The first violation of trust is with the owners of the organization who rely on the accuracy of reporting to assess performance. They were misled. This can be said in a variety of nicer ways, but the result is that the owners were misled. The second violation of trust was with general investors in the market as a whole. In a similar fashion, they rely on the accuracy of financial reporting in their assessment of investment options. Finally, analysts were misled as well, although they are not totally innocent here. Analysts with their years of experience and with the ability to obtain greater information should have known better, but choose either not to know, or not to ask more detailed and probing questions.
The stock market is not going to recover unless and until trust is restored, and the fundamentals of investing are reconsidered. Trust that analysts are independent of the corporations, and that they execute their analysis and commentary in a clear, detailed, and unbiased manner. Trust that the reporting of organizational performance is also accurate and unbiased must be restored.
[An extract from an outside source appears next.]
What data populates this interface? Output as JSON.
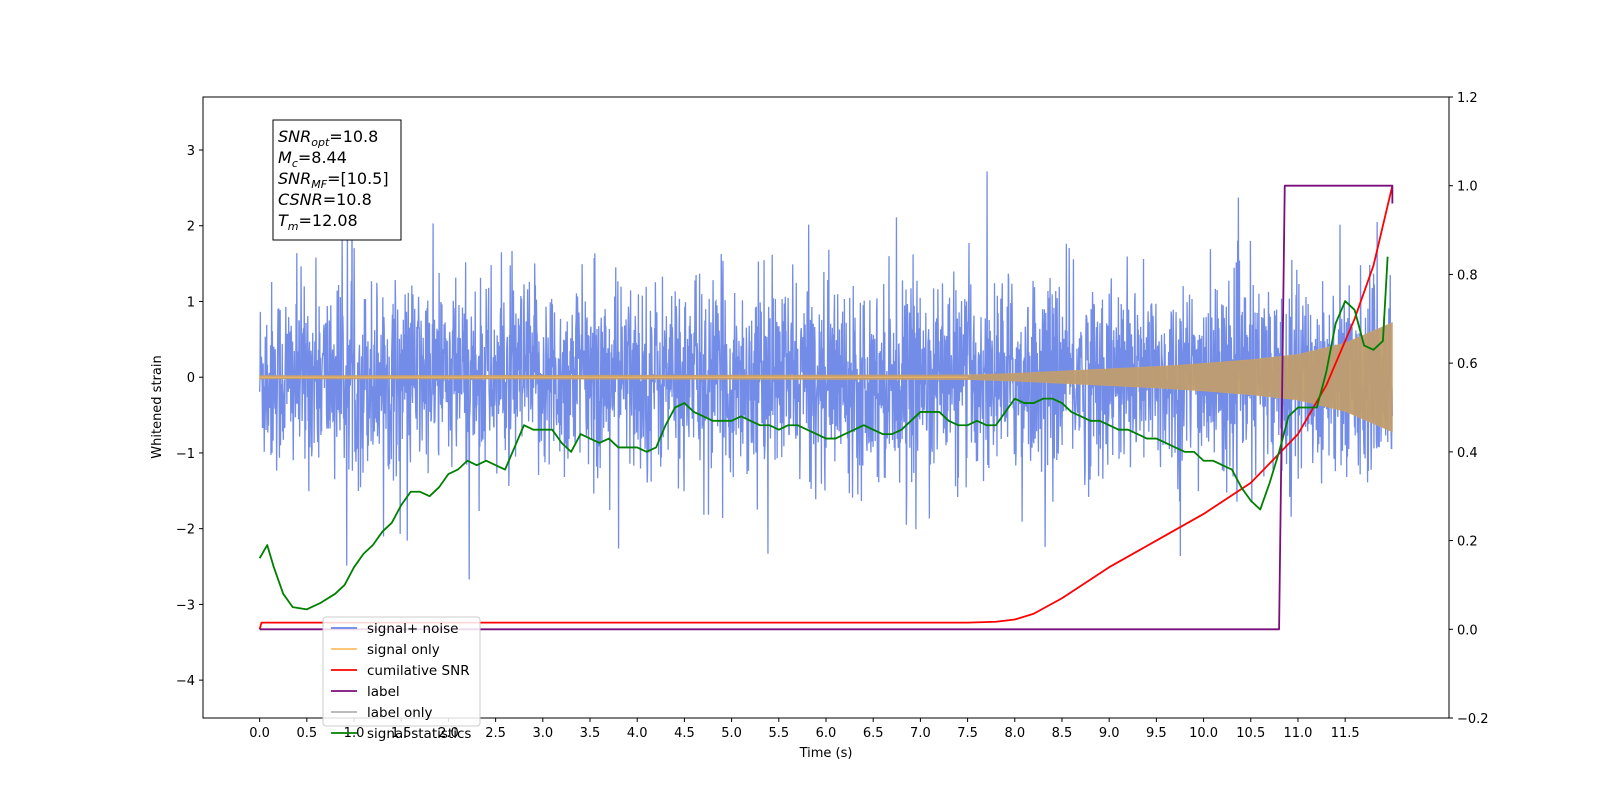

Trust is a fragile thing, and once violated, is difficult to restore. Actions to punish corporate executives, analysts, and accounting professionals who did not perform their duties in a manner consistent with ethical and professional standards are not enough. Those who purport to lead and want to restore the public’s confidence have to focus on restoring the trust that was lost. It is a loss of innocence that is difficult to recover from here, but that must be addressed if the public’s faith in the stock market and corporate reports are to be restored.
John F. Mahon is the John M. Murphy Chair of International Business Policy and Strategy and professor of management at the Maine Business School at the University of Maine.